In a typical year, the exhibition gallery at Taubman College would be filled with an array of unique, eye-catching work. Last year, for example, the gallery held a series of floor-to-ceiling hair braids and an image of Notre-Dame Cathedral in flames.

While COVID-19 has moved this year’s Architecture Student Research Grant (ASRG) exhibition online, the innovative, whimsical spirit remains.

ASRG, which was seeded with gifts from the Class of 2013 and continues to be funded through the generosity of Lisa Sauvé, M.Arch ’11, M.S. ’14, and Adam Smith, M.Arch ’11 (Synecdoche Design Studio, Ann Arbor), provides a unique opportunity for students to support outstanding research by their peers.

“Taubman College is committed to the idea that architecture is a cultural product that always negotiates a complex plurality of voices and ideas, as well as myriad social, political, and aesthetic concerns,” says McLain Clutter, program chair. “The Architecture Student Research Grant is an excellent example of our experimental mindset in action.”

The 2020 recipients of the grant are:

Towards a Paper Architecture
Team: Lindsay Barranco and Jamie Lee

Embracing the challenge of sustainable design innovation and production with recycled waste paper, our design research aims to discover novel form-finding and prototyping methodologies through a series of fabrication and construction experiments. Through multidisciplinary research and experimentation of computational programming involving lighting devices and sensory responsive technologies, we aspire to curate a sensory experience for the exhibition with a series of scaled architectural objects with specifically-designed programs and functionalities.

Portable Life Kit for Nomadic Beekeepers
Team: Dan Shen

This project intends to showcase the nomadic life of beekeepers in agricultural China, and design a hygienic portable life kit prototype which befits migrant labor living in their temporarily assembled accommodation. In this unprecedented COVID-19 outbreak, people who need to migrate periodically to work are negatively affected by travel restrictions. Moreover, labor in the countryside may face a worse situation that hygienic resources in the countryside may not be as accessible as those in urban areas. In this specific quandary, beekeepers in rural China, who transit 5 to 8 times a year with their bees to chase flower seasons, represent an especially insightful example of the understudied hygienic needs in the countryside.
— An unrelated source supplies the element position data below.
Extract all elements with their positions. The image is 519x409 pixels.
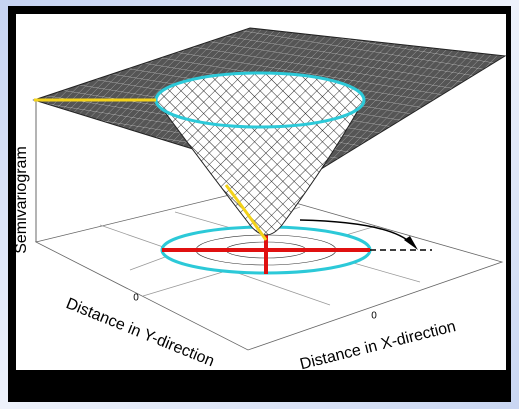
surface <box>32 27 507 241</box>
x-tick-label: 0 <box>371 311 377 322</box>
z-axis-label: Semivariogram <box>13 146 30 254</box>
y-tick-label: 0 <box>133 293 139 304</box>
floor-contour <box>160 219 432 275</box>
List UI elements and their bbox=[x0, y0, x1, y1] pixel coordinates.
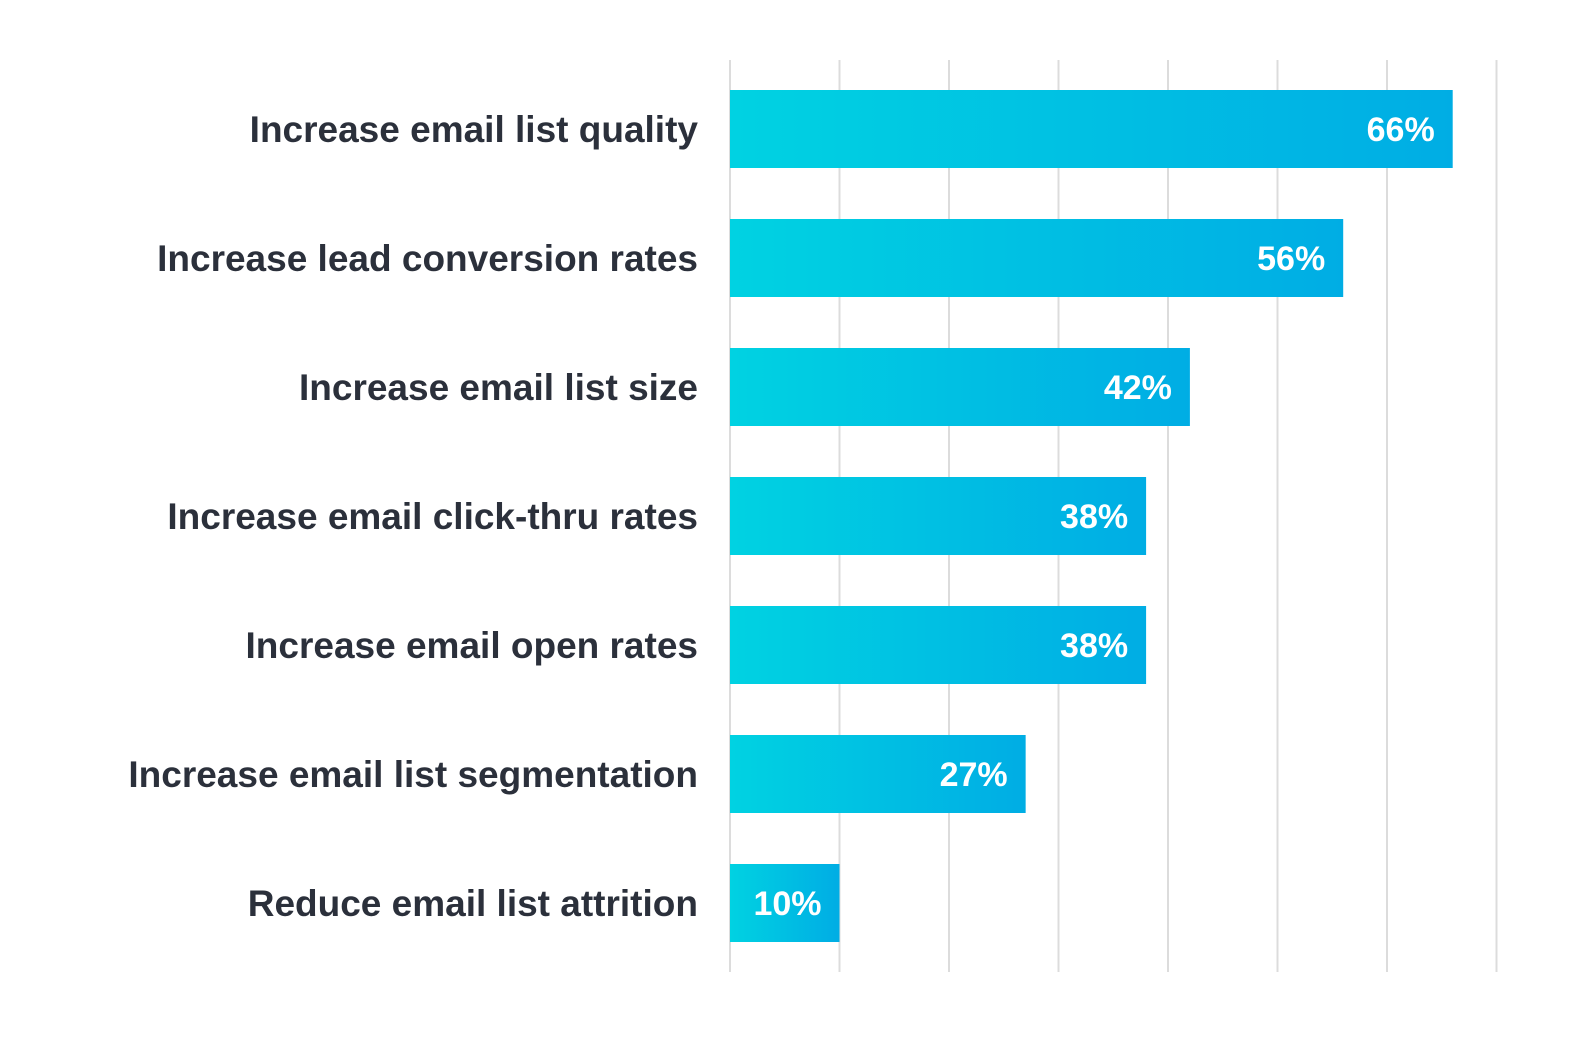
value-label: 38% bbox=[1060, 627, 1128, 665]
category-label: Increase email open rates bbox=[246, 625, 698, 666]
bar bbox=[730, 864, 840, 942]
bar bbox=[730, 348, 1190, 426]
value-label: 27% bbox=[940, 756, 1008, 794]
bar bbox=[730, 219, 1344, 297]
category-label: Increase email click-thru rates bbox=[167, 496, 698, 537]
bars: Increase email list quality 66% Increase l… bbox=[128, 90, 1453, 942]
bar bbox=[730, 606, 1147, 684]
category-label: Increase email list quality bbox=[250, 109, 699, 150]
bar bbox=[730, 90, 1453, 168]
value-label: 56% bbox=[1257, 240, 1325, 278]
value-label: 38% bbox=[1060, 498, 1128, 536]
category-label: Increase email list size bbox=[299, 367, 698, 408]
value-label: 66% bbox=[1367, 111, 1435, 149]
bar bbox=[730, 735, 1026, 813]
category-label: Increase email list segmentation bbox=[128, 754, 698, 795]
category-label: Reduce email list attrition bbox=[248, 883, 698, 924]
bar bbox=[730, 477, 1147, 555]
value-label: 42% bbox=[1104, 369, 1172, 407]
category-label: Increase lead conversion rates bbox=[157, 238, 698, 279]
value-label: 10% bbox=[753, 885, 821, 923]
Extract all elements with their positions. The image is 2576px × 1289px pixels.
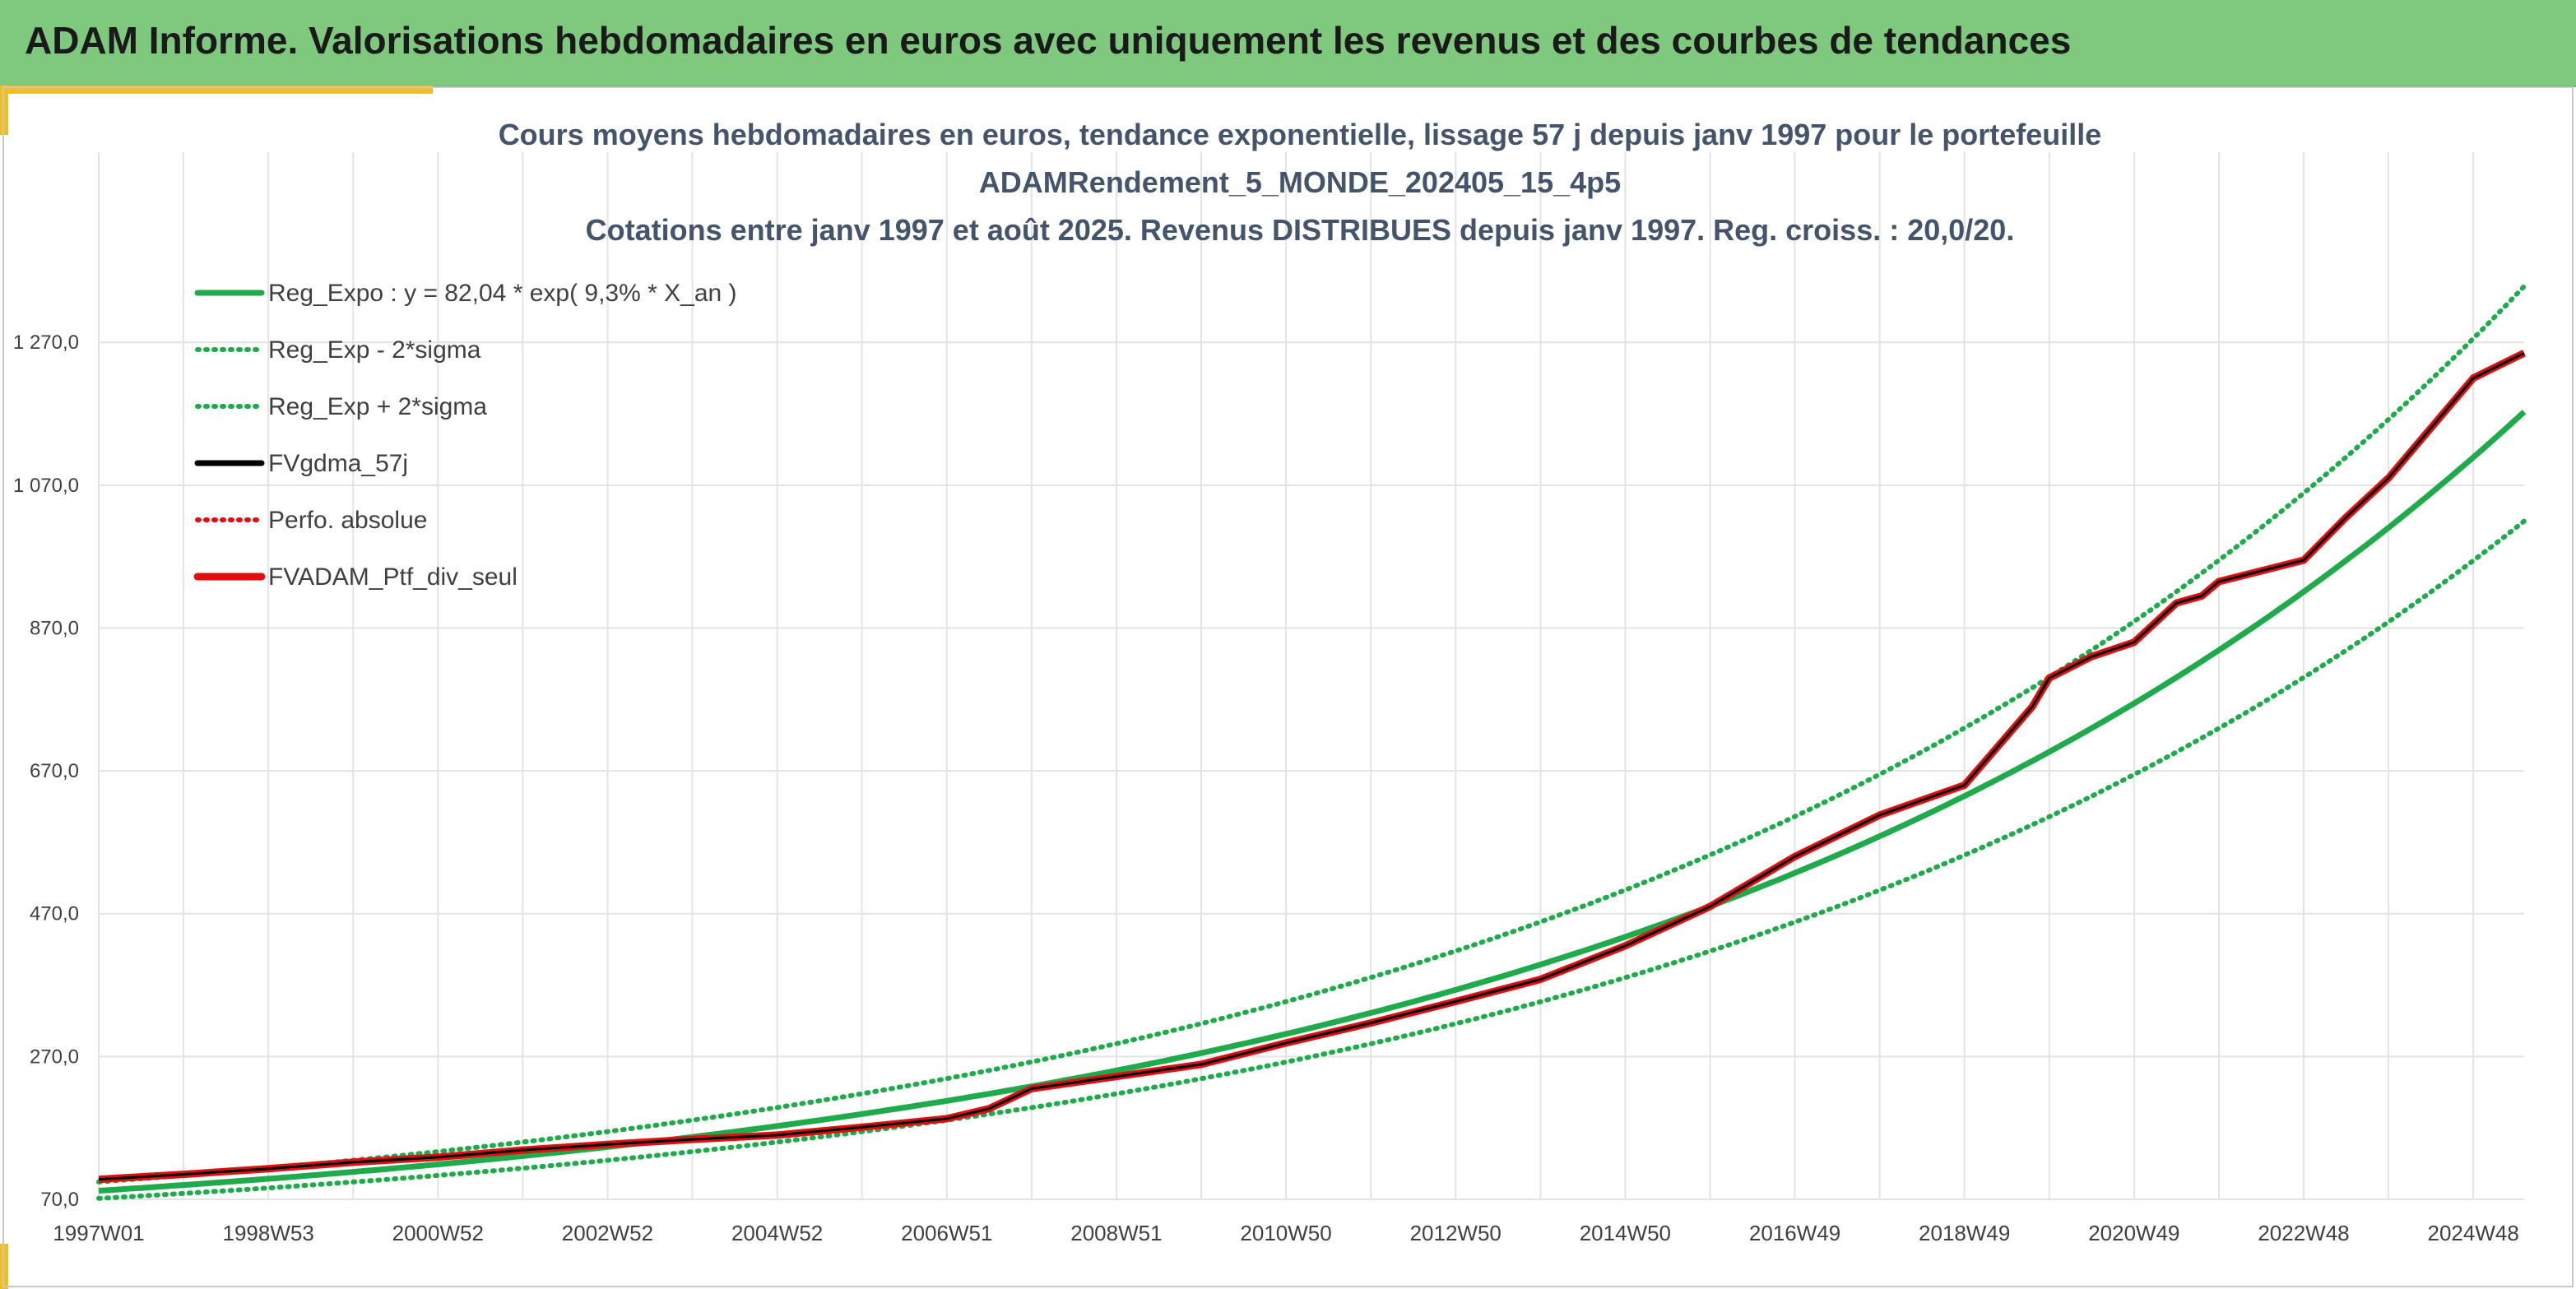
x-tick-label: 2022W48 (2258, 1221, 2349, 1245)
x-tick-label: 1998W53 (222, 1221, 313, 1245)
x-tick-label: 2024W48 (2427, 1221, 2518, 1245)
series-reg-exp-minus-2sigma (96, 518, 2527, 1201)
x-tick-label: 2006W51 (901, 1221, 992, 1245)
chart-title-line-1: Cours moyens hebdomadaires en euros, ten… (499, 118, 2102, 151)
chart-title-line-2: ADAMRendement_5_MONDE_202405_15_4p5 (979, 165, 1621, 199)
x-tick-label: 2000W52 (392, 1221, 484, 1245)
x-tick-label: 2002W52 (562, 1221, 653, 1245)
x-tick-label: 2014W50 (1580, 1221, 1671, 1245)
y-tick-label: 670,0 (30, 760, 79, 782)
x-tick-label: 1997W01 (53, 1221, 144, 1245)
x-tick-label: 2018W49 (1919, 1221, 2010, 1245)
y-tick-label: 1 270,0 (13, 332, 79, 354)
y-tick-label: 1 070,0 (13, 475, 79, 497)
legend-label: Reg_Exp - 2*sigma (268, 336, 481, 364)
series-fvgdma-57j (98, 351, 2525, 1181)
plot-border (2, 86, 2574, 1287)
legend-label: Perfo. absolue (268, 507, 427, 534)
x-tick-label: 2004W52 (731, 1221, 823, 1245)
legend: Reg_Expo : y = 82,04 * exp( 9,3% * X_an … (193, 280, 737, 591)
x-tick-label: 2012W50 (1410, 1221, 1502, 1245)
legend-label: Reg_Expo : y = 82,04 * exp( 9,3% * X_an … (268, 280, 737, 307)
series-reg-exp-plus-2sigma (96, 284, 2527, 1185)
x-tick-label: 2010W50 (1240, 1221, 1331, 1245)
x-tick-label: 2008W51 (1070, 1221, 1162, 1245)
header-bar: ADAM Informe. Valorisations hebdomadaire… (0, 0, 2576, 87)
chart-title-line-3: Cotations entre janv 1997 et août 2025. … (586, 213, 2015, 247)
series-reg-expo (98, 410, 2527, 1194)
legend-label: FVgdma_57j (268, 450, 408, 477)
legend-label: Reg_Exp + 2*sigma (268, 393, 487, 420)
y-tick-label: 870,0 (30, 617, 79, 639)
y-tick-label: 70,0 (40, 1189, 79, 1211)
accent-bar-top-left (0, 86, 433, 94)
series-perfo-absolue (98, 351, 2525, 1181)
y-tick-label: 270,0 (30, 1046, 79, 1068)
y-tick-label: 470,0 (30, 903, 79, 925)
x-tick-label: 2016W49 (1749, 1221, 1840, 1245)
series-fvadam-ptf-div-seul (98, 350, 2526, 1184)
legend-label: FVADAM_Ptf_div_seul (268, 563, 518, 591)
x-tick-label: 2020W49 (2088, 1221, 2179, 1245)
page-title: ADAM Informe. Valorisations hebdomadaire… (25, 19, 2072, 62)
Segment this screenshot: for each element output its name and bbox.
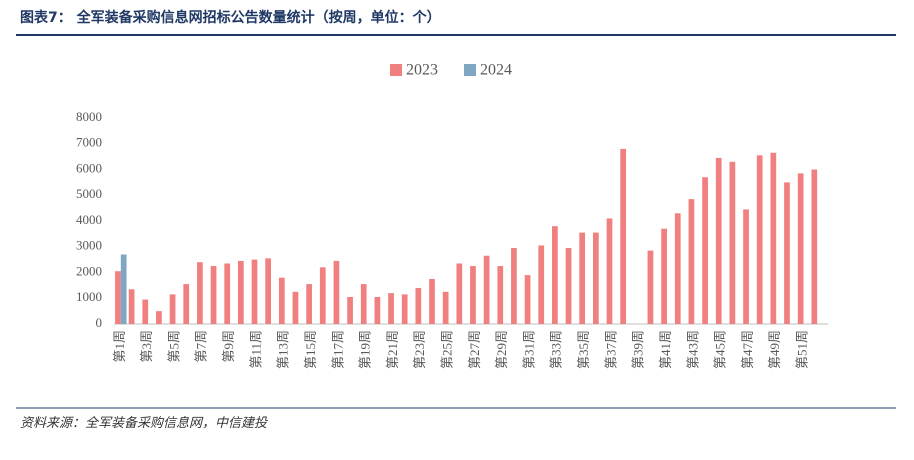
x-tick-label: 第15周: [303, 330, 318, 369]
x-tick-label: 第47周: [740, 330, 755, 369]
x-tick-label: 第25周: [440, 330, 455, 369]
bar: [347, 296, 353, 324]
bar: [237, 260, 244, 324]
bar: [647, 250, 654, 324]
bar: [142, 299, 149, 324]
x-tick-label: 第19周: [358, 330, 373, 369]
bar: [538, 245, 545, 324]
bar: [770, 152, 777, 324]
bar: [128, 289, 135, 324]
bar: [374, 296, 381, 324]
x-tick-label: 第37周: [603, 330, 618, 369]
bar: [429, 278, 435, 324]
bar: [401, 294, 408, 324]
x-tick-label: 第51周: [795, 330, 810, 369]
x-tick-label: 第13周: [276, 330, 291, 369]
bar: [169, 294, 176, 324]
chart-title: 图表7： 全军装备采购信息网招标公告数量统计（按周，单位：个）: [20, 9, 441, 26]
legend-label: 2023: [406, 62, 438, 79]
bar: [197, 262, 203, 324]
bar: [729, 161, 736, 324]
bar: [702, 177, 708, 324]
bar: [661, 228, 667, 324]
bar: [511, 248, 517, 324]
x-tick-label: 第33周: [549, 330, 564, 369]
y-tick-label: 7000: [76, 135, 102, 150]
bar: [606, 218, 613, 324]
bar: [592, 232, 599, 324]
x-tick-label: 第45周: [713, 330, 728, 369]
y-tick-label: 5000: [76, 186, 102, 201]
x-tick-label: 第43周: [685, 330, 700, 369]
bar: [797, 173, 804, 324]
bar: [115, 271, 121, 324]
bar: [470, 266, 476, 324]
x-tick-label: 第27周: [467, 330, 482, 369]
bar: [811, 169, 818, 324]
y-tick-label: 3000: [76, 238, 102, 253]
bar: [743, 209, 749, 324]
bar: [579, 232, 586, 324]
x-tick-label: 第49周: [767, 330, 782, 369]
legend-swatch: [390, 64, 402, 76]
x-tick-label: 第5周: [166, 330, 181, 363]
bar: [292, 291, 299, 324]
y-tick-label: 0: [96, 315, 103, 330]
bar: [251, 259, 258, 324]
bar: [278, 277, 285, 324]
y-tick-label: 2000: [76, 263, 102, 278]
bar: [688, 199, 695, 324]
x-tick-label: 第39周: [631, 330, 646, 369]
bar: [674, 213, 681, 324]
bar: [620, 148, 627, 324]
bar: [715, 157, 722, 324]
x-tick-label: 第3周: [139, 330, 154, 363]
bar: [552, 226, 558, 324]
y-tick-label: 4000: [76, 212, 102, 227]
bar: [319, 267, 326, 324]
bar: [756, 155, 763, 324]
bar: [388, 293, 394, 324]
legend-label: 2024: [480, 62, 512, 79]
bar: [483, 255, 490, 324]
x-tick-label: 第29周: [494, 330, 509, 369]
bar: [415, 287, 422, 324]
y-tick-label: 6000: [76, 160, 102, 175]
bar: [333, 260, 340, 324]
x-tick-label: 第17周: [330, 330, 345, 369]
bar: [210, 266, 217, 324]
x-tick-label: 第23周: [412, 330, 427, 369]
bar: [120, 254, 127, 324]
bar: [565, 248, 572, 324]
x-tick-label: 第21周: [385, 330, 400, 369]
x-tick-label: 第7周: [194, 330, 209, 363]
x-tick-label: 第11周: [248, 330, 263, 369]
bar: [265, 258, 272, 324]
bar: [306, 284, 312, 324]
legend-swatch: [464, 64, 476, 76]
bar: [497, 266, 504, 324]
y-tick-label: 1000: [76, 289, 102, 304]
x-tick-label: 第31周: [521, 330, 536, 369]
bar: [156, 311, 162, 324]
bar: [183, 284, 190, 324]
bar: [442, 291, 449, 324]
bar: [224, 263, 231, 324]
x-tick-label: 第41周: [658, 330, 673, 369]
bar: [360, 284, 367, 324]
x-tick-label: 第9周: [221, 330, 236, 363]
y-tick-label: 8000: [76, 109, 102, 124]
x-tick-label: 第35周: [576, 330, 591, 369]
bar: [784, 182, 790, 324]
bar: [456, 263, 463, 324]
bar: [524, 275, 531, 324]
source: 资料来源：全军装备采购信息网，中信建投: [20, 415, 268, 430]
x-tick-label: 第1周: [112, 330, 127, 363]
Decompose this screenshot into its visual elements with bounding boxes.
Music, Architecture, and the Spatialization of Sound
Team: Kaylee Tucker, Tyler Gaeth, and Leonard Bopp

As a performative act, music is temporal and linear; architecture, in contrast, is constructed of matter and can be experienced as a whole. Our research seeks ways to bridge sonic and spatial logics through an intermediary language, one that can be understood without specialty knowledge and can allow the general public to engage the disciplines of music and architecture in new ways, with a deeper capacity to describe and critique what they see and hear.